Türkiye’nin savunma sanayi alanında yaptığı çalışmalara övgüde bulunan Barrack, Baykar’ın TB2 ve Bayraktar üzere SİHA’larının büyük muvaffakiyet elde ettiğini, Türk Hava Yolları’nın dünyadaki en âlâ havayollarından biri olduğunu söyledi.
Büyükelçi, F-35 sıkıntısına ait, “Dolayısıyla, yıl sonuna kadar bir tahlile kavuşmanın mümkün olduğuna inanıyorum.” dedi.
“ORTA DOĞU’DA YENİ BİR DİYALOĞA MUHTAÇLIK VAR, GAZZE’DE YAKINDA ATEŞKES OLABİLİR”
Trump’ın Özel Temsilcisi Steve Witkoff’un, çok sayıda ülkenin İbrahim Muahedesine hazır olduğu tabirleri hatırlatılan Barrack, “Gazze bu durumdayken İbrahim Mutabakatları konusunda beklentileriniz sahiden yüksek mi yoksa bu bir temenni mi?” sorusuna, “Witkoff’un en hassas alanlarda olağanüstü iş çıkardığı” cevabını verdi.
Barrack, “İsrail’in Müslüman dünyayla birleşmemesi için bir hiçbir neden yok. Bu güç, bölgesel bir güç. Bu yüzden Birleşik Arap Emirlikleri, Bahreyn ve Sudan tarafından atılan birinci adımlar bunu başlatmıştır.” iddiasında bulundu.
2015’te İslam ülkelerine seyahat yasağı getirildiğini hatırlatan Barrack, bu gelişmenin akabinde İbrahim Mutabakatlarına giden sürecin başladığını ve 2016’da Trump’ın birinci yurt dışı ziyaretini planlayarak, Riyad’a gittiğini belirtti.
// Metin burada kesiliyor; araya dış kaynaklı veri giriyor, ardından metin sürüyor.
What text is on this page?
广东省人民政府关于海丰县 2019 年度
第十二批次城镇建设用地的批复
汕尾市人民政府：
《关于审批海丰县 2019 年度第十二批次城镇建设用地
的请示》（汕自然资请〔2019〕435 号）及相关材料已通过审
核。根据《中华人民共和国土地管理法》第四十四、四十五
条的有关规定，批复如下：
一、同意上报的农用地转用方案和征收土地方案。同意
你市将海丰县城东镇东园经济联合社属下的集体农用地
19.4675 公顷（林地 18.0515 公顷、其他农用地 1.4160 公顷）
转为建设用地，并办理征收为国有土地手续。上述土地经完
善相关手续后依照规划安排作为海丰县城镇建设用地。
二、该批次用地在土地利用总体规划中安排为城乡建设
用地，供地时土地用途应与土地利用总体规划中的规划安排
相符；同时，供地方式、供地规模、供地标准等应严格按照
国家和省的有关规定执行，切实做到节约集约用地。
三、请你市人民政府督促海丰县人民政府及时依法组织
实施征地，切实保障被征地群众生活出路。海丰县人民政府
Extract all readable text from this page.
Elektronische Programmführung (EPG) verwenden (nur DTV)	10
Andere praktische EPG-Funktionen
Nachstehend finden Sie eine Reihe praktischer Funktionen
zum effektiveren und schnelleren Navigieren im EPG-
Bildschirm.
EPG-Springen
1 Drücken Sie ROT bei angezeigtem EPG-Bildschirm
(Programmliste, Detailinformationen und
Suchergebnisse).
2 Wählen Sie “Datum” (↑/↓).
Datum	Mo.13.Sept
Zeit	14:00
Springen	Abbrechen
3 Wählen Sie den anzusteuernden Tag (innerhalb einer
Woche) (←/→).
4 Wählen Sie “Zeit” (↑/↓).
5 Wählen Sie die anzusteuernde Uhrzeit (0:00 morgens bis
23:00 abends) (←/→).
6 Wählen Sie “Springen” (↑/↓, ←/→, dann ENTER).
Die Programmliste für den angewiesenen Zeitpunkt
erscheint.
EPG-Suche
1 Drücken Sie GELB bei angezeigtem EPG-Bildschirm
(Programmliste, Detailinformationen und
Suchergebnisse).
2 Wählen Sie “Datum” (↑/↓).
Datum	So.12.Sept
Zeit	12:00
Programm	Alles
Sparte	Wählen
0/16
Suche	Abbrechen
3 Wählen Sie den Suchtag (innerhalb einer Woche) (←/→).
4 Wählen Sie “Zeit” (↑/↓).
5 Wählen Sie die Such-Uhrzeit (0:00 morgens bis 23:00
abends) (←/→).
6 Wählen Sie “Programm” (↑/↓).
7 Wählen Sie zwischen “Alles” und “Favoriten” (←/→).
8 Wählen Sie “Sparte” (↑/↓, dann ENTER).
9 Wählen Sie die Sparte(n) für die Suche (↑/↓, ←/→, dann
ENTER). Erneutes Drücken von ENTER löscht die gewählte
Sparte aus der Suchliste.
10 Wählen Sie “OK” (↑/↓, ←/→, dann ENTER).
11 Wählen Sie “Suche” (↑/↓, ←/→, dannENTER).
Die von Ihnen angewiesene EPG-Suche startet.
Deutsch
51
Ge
Bu ziyaretin akabinde, İsrail ile Körfez ülkeleri ortasında bir diyalog süreci başlatıldığını ve bu sürecin İbrahim Mutabakatları ile resmileştiğini söyleyen Barrack, “Gazze’yle ilgili tartışmaların ortasında bunu genişletmek çok sıkıntı, bu sahiden bir sorun. Steve’in yaptığı şey inanılmaz bir halde müzakere etmek ve bu düşmanlıklara son vermeye çalışmak.” dedi.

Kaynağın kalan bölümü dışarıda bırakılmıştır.